Erinnerung an politische Strafjustiz und die Opfer
Dresdner Neueste Nachrichten vom 9. April 2010
von Christoph Stephan
Es sind Schicksale wie das von Margarete Blank, die auch 65 Jahre nach ihrem Tod immer noch berühren und einen im Georg-Schumann-Bau der Technischen Universität Dresden am Münchner Platz nachdenklich stimmen. Die Ärztin hatte eine Praxis auf dem Land, war keine erklärte Kommunistin oder Widerstandskämpferin, wurde aber trotzdem 1944 von der Gestapo festgenommen und durch den Volksgerichtshof im heutigen Schumann-Bau zum Tode verurteilt, weil sie gegenüber einem Oberstabsarzt Zweifel am "Endsieg" der Deutschen im Zweiten Weltkrieg äußerte. Das Fallbeil im Innenhof des bedrohlichen Justizgebäudes beendete am 8. Februar 1945 das Leben von Margarete Blank. Sie wurde 43 Jahre alt.

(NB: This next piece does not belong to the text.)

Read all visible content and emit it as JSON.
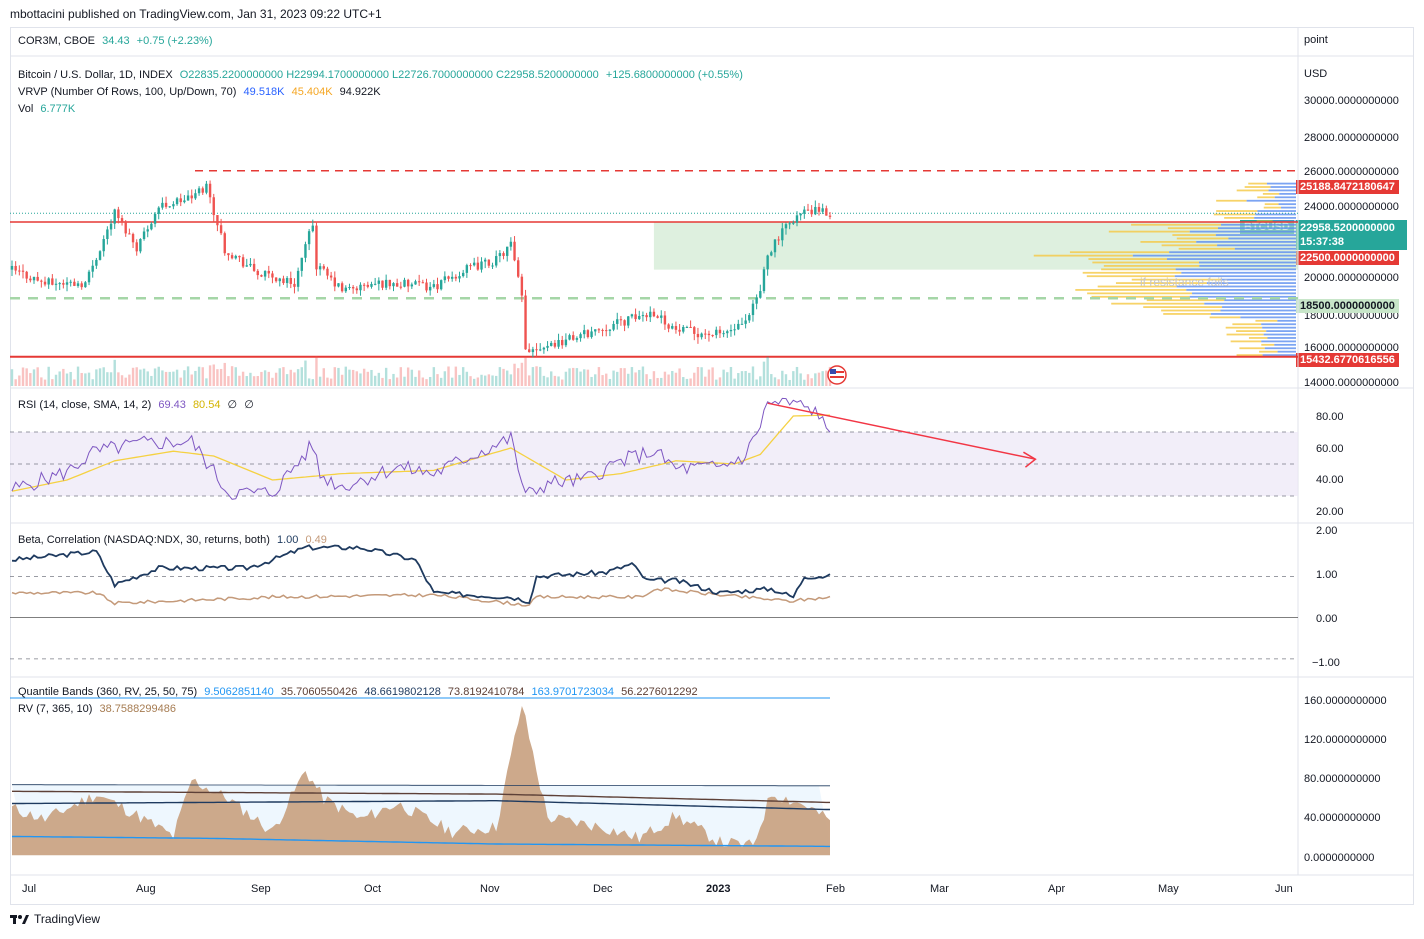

Blanks Schicksal ist nur eines von vielen. Mehr als 1300 Menschen ließen die Nazis am Münchner Platz hinrichten. Aber auch in der DDR war das Gebäude von 1952 bis 1956 erneut zentrale Hinrichtungsstätte mit 62 nachgewiesenen vollstreckten Todesurteilen.
Seit 1959 wird vor Ort in einer Gedenkstätte an politische Strafjustiz und deren Opfer erinnert. Allerdings liegt diese ziemlich versteckt im Innenhof des Schumann-Baus. "Wir sind nur sehr schwer zu finden", bedauert die Leiterin der Gedenkstätte Münchner Platz, Birgit Sack. "Obwohl viele Dresdner und Besucher täglich die George-Bähr-Straße entlang laufen, gehen sie doch oft an uns vorbei."
Besserung ist nun in Sicht, denn durch das Sächsische Immobilien- und Baumanagement wird die Einrichtung bis Oktober für rund 500 000 Euro saniert und vergrößert. Die Gedenkstätte soll danach direkt vom Münchner Platz aus über einen Eingang neben der großen Treppe des Schumann-Baus zu erreichen und so zu erkennen sein.
"Die Ausstellungsfläche verdoppelt sich durch den Umbau auf 275 Quadratmeter. Die TU hat uns freundlicherweise ehemalige Archivräume im Souterrain zur Verfügung gestellt", erklärt Sack. Ziel ist es, eine Dauerausstellung über die Geschichte des ehemaligen Haft- und Justizkomplexes am Münchner Platz einzurichten und einzelne Schicksale von Opfern während der NS-Diktatur, der sowjetischen Besatzungszeit sowie der frühen DDR vorzustellen.
"Wir wollen den Menschen, die hier gestorben sind, eine Stimme geben. Deshalb soll es neben klassischen Texttafeln auch moderne Hör- und Filmstationen geben, an denen wir Interviews mit Zeitzeugen präsentieren", sagt die Leiterin der Gedenkstätte.
Trotz der fortgeschrittenen Planungen plagen Birgit Sack in Bezug auf das ambitionierte Ausstellungsprojekt große Sorgen, denn die Finanzierung dafür steht noch nicht und entsprechend schleppend laufen die konkreten Vorbereitungen an. Rund 400 000 Euro werden für die Schau benötigt und ein Antrag auf Projektförderung beim Bundesbeauftragten für Kultur und Medien, Bernd Neumann, ist bis jetzt nicht bewilligt. Sack hofft darauf, dass das Land Sachsen im Ernstfall einspringt und die benötigte Summe beisteuert.
"In Zeiten knapper Kassen weiß ich nicht, wie viel wir erwarten dürfen", meint sie nachdenklich. Läuft es ganz schlecht, hätte die Gedenkstätte Münchner Platz bald aus Mitteln des Konjunkturpaketes II bezahlte neue Räume ohne eine Ausstellung. Fest steht zumindest schon eines: der angepeilte Eröffnungstermin für die Ausstellung im Mai 2012 ist wohl nicht zu halten. Im vergangenen Jahr besichtigten laut Birgit Sack insgesamt 5800 angemeldete Besucher die Gedenkstätte am Münchner Platz, darunter etwa 700 Schüler.